Is it right to have these people in this parade? Let me think it through. The holiday celebrates living veterans so that's good. But weren't these our enemies at one time? My WWI history is weak but I don't think Czarist Russia was particulary anti-American. Then, at the beginning of WW II, the Soviet Union was allied with Germany but at some point, flipped, bore the brunt of the German military machine, and played a (the?) major role in the defeat of the common enemy. Things turned worse for decades and then it got better.
So, the ex-soldiers in today's parade represent our valliant allies at the time, without which life would be much different. Three cheers for these as well as our traditional veterans...

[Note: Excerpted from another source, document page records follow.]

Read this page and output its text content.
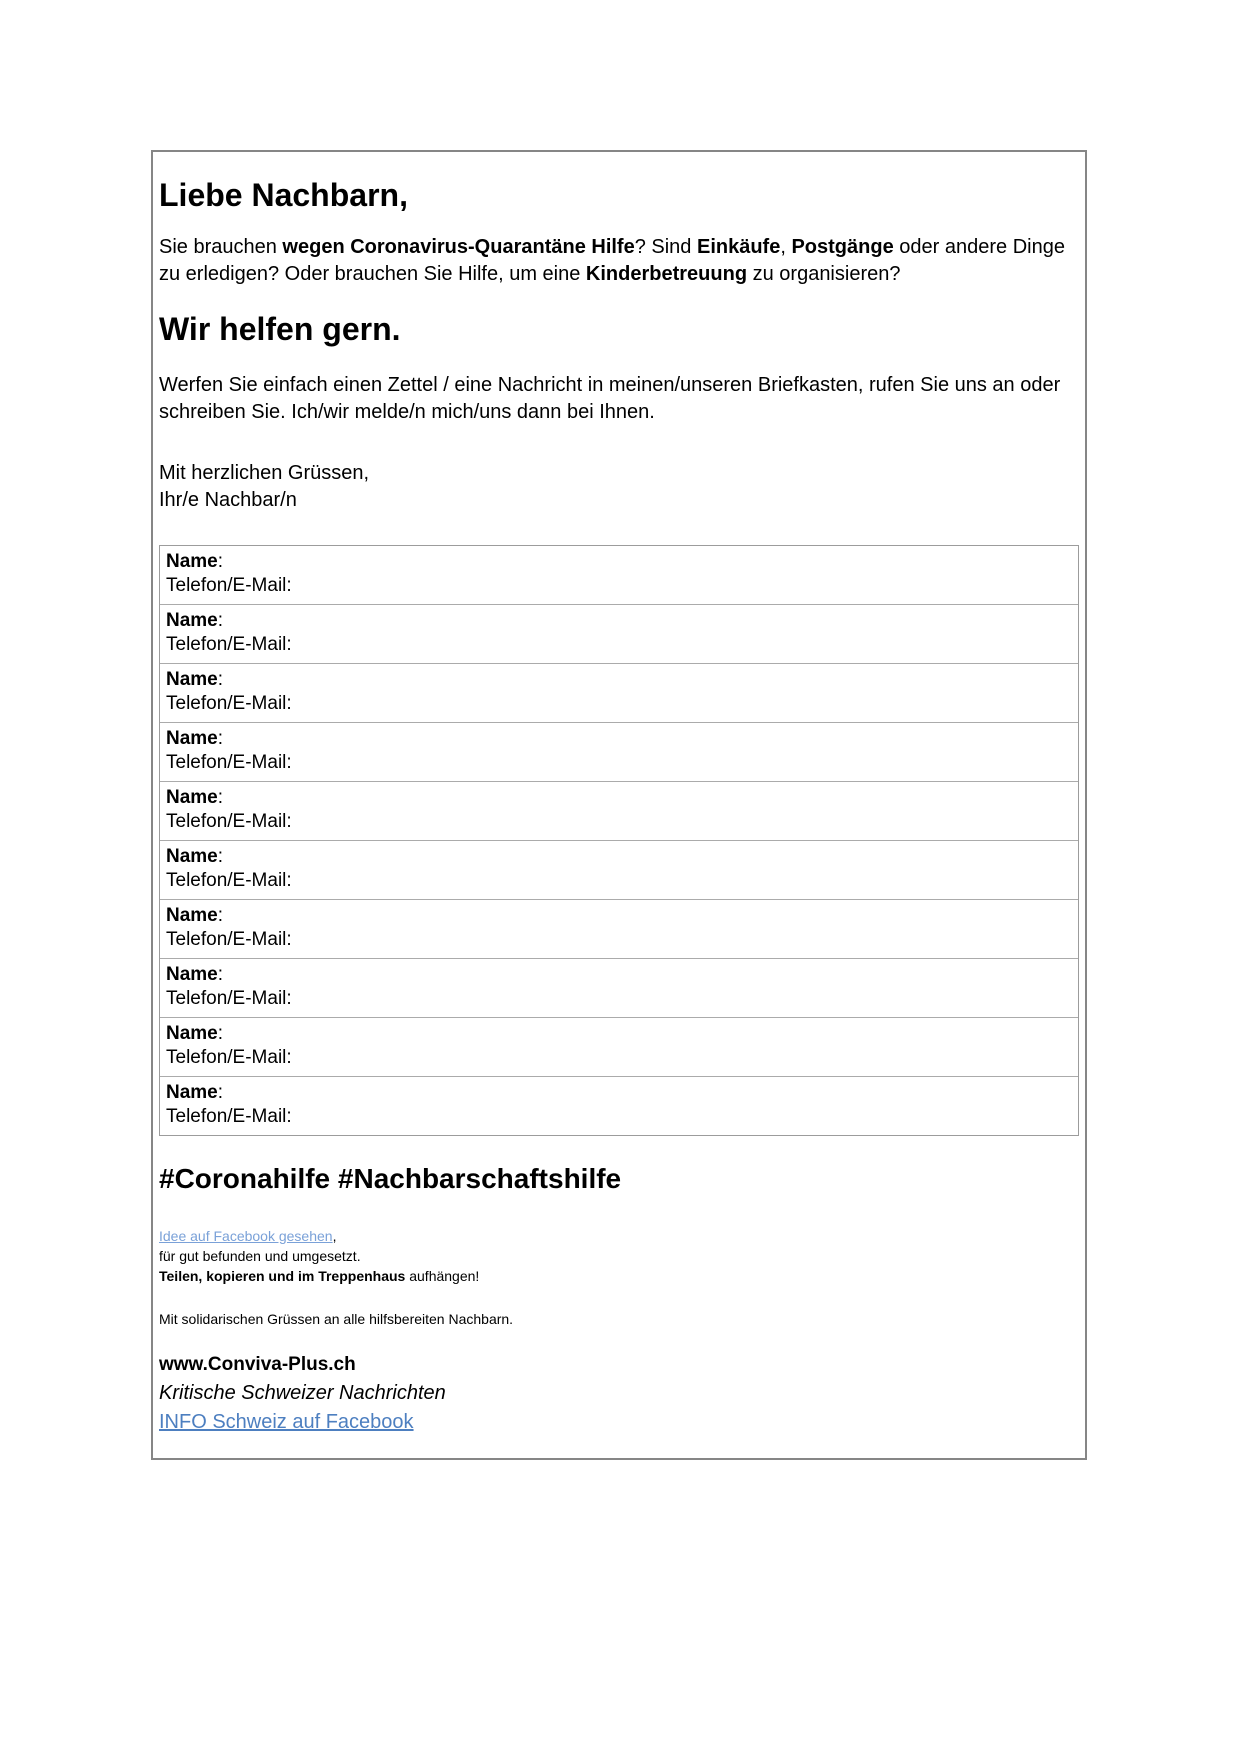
Liebe Nachbarn,

Sie brauchen wegen Coronavirus-Quarantäne Hilfe? Sind Einkäufe, Postgänge oder andere Dinge zu erledigen? Oder brauchen Sie Hilfe, um eine Kinderbetreuung zu organisieren?

Wir helfen gern.

Werfen Sie einfach einen Zettel / eine Nachricht in meinen/unseren Briefkasten, rufen Sie uns an oder schreiben Sie. Ich/wir melde/n mich/uns dann bei Ihnen.

Mit herzlichen Grüssen,
Ihr/e Nachbar/n

Name:
Telefon/E-Mail:
Name:
Telefon/E-Mail:
Name:
Telefon/E-Mail:
Name:
Telefon/E-Mail:
Name:
Telefon/E-Mail:
Name:
Telefon/E-Mail:
Name:
Telefon/E-Mail:
Name:
Telefon/E-Mail:
Name:
Telefon/E-Mail:
Name:
Telefon/E-Mail:
#Coronahilfe #Nachbarschaftshilfe

Idee auf Facebook gesehen,
für gut befunden und umgesetzt.
Teilen, kopieren und im Treppenhaus aufhängen!

Mit solidarischen Grüssen an alle hilfsbereiten Nachbarn.

www.Conviva-Plus.ch
Kritische Schweizer Nachrichten
INFO Schweiz auf Facebook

By the way, Stephen Hickens recommends music for today, including John Adams' civil war-based The Wound-Dresser.
Back to the United States and it's sometime enemy, I don't know how much American classical music was performed during the Soviet era. I do have a CD box set of an 1988 Leningrad contemporary music festival, with music by Schnittke, Gubaidulina, Tchaikovsky, etc., and the Lithuanian Philharmonic Orchestra performing John Adams' Harmonielehre. Mike Silverton reviews this performance and others of the same work here.
Finally, an apparently positive comment from a Russian chat board:
John Adams и все-все-все Единочаятели! Скажите о Джоне Адамсе! Очень любопытно как кто к нему относится, особенно к масштабным симфоническим произведениям типа "Harmonielehre". Ответы можно не аргументировать.